Die Ernährung ist eher bescheiden, das Geschöpf vermag über Wochen nur von Sand zu leben, es benötigt nur wenig Wasser und trinkt zur Not auch die eigenen Tränen.

Fortpflanzung[Bearbeiten | Quelltext bearbeiten]

Das Paarungsritual der Flautegeier ist ein Zeugnis verschiedener, absurder Umstände und zieht sich in der Regel über mehrere Tage hin. Leider führt es nur selten zum Erfolg was auch der Grund für die Tatsache ist, dass sich diese Art ständig kurz vor dem Aussterben befindet.
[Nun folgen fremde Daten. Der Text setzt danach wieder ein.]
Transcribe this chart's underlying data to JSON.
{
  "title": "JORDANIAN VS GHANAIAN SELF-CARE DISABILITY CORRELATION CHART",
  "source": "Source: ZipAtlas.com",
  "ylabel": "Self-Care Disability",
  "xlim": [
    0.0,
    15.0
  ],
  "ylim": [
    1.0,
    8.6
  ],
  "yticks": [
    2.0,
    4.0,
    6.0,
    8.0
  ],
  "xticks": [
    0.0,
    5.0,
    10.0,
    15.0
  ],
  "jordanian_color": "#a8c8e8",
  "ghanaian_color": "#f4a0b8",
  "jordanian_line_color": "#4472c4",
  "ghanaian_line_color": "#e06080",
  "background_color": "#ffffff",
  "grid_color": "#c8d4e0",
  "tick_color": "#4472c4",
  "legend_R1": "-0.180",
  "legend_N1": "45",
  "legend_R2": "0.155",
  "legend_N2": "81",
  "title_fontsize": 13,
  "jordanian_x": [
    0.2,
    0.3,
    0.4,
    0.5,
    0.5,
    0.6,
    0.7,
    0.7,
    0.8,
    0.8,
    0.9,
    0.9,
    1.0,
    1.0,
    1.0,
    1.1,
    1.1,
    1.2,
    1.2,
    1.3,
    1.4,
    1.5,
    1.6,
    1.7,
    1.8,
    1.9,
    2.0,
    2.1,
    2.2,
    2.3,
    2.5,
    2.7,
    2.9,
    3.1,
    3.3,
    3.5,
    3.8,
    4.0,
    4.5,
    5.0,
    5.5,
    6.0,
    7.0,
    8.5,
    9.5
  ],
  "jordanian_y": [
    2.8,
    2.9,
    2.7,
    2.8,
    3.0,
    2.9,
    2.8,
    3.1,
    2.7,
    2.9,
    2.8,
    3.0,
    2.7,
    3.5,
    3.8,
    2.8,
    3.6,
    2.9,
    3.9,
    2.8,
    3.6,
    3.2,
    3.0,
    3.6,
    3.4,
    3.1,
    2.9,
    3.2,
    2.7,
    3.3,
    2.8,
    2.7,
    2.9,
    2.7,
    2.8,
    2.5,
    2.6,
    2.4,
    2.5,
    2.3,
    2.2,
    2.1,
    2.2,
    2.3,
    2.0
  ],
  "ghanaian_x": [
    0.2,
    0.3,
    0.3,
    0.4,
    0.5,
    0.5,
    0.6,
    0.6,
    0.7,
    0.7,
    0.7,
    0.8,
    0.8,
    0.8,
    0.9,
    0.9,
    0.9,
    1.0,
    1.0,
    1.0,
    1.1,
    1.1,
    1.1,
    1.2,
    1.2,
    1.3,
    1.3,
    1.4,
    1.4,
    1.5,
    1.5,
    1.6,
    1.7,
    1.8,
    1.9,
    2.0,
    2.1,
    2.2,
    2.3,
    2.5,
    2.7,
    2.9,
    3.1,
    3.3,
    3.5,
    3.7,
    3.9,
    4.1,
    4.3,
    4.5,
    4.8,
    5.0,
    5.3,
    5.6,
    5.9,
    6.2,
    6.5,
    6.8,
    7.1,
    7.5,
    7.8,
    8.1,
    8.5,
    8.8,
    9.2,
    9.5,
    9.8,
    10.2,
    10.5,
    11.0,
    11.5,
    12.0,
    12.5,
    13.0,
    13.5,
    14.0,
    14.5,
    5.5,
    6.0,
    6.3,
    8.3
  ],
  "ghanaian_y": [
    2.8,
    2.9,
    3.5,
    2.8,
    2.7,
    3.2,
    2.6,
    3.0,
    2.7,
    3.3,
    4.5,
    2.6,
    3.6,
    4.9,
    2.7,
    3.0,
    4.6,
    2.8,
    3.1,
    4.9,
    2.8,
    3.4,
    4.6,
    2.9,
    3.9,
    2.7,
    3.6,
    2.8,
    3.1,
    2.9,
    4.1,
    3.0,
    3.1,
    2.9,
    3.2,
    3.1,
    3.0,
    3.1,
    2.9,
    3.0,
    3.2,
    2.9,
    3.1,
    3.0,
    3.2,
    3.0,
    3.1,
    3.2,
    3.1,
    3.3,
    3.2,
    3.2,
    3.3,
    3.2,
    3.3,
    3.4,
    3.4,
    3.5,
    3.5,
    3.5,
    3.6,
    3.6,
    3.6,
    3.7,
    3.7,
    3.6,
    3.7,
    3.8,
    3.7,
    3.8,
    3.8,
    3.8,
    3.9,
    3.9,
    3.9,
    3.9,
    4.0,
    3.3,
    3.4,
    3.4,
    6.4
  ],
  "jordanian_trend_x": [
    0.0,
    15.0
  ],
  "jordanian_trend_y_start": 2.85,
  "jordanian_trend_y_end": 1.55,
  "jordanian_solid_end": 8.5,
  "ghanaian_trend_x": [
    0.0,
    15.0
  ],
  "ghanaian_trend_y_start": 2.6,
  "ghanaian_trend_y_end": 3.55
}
Die Paarung selber findet in drei Phasen statt.
Phase 1. beinhaltet die Annäherung des Männchens und die Signale zur sexuellen Bereitschaft. Das Männchen richtet sich dabei auf und schlägt hysterisch mit den Flügeln. Dabei treibt es dem Weibchen Sand in die Augen – dieses wird somit hilflos, was der Beginn für..
Phase 2. ( dem eigentlichen Paarungsakt ) ist. Apathisch legt sich das Weibchen zu Boden und der Flautegeier versucht sein Glück (Dieses kann bis zu mehrere Stunden dauern und ist, wie bereits erwähnt, nur selten von Erfolg gekrönt.)

Nach der Paarung sinnieren die Tiere über das, was eben passiert ist und brechen dann in Tränen aus, was gleichzeitig Phase 3 ist.

Trivia und bizarre Gewohnheiten[Bearbeiten | Quelltext bearbeiten]

  • Der Flautegeier ist ein direkter Verwandter des Pleitegeiers.
  • Das Tier paart sich nur alle zwei Jahre, weil es die Mühe als überflüssig empfindet.
  • Der Flautegeier ist laut einer Umfrage das zweitdümmste Tier auf der Welt ( Platz 1 ist seit Jahren für das Emu reserviert.)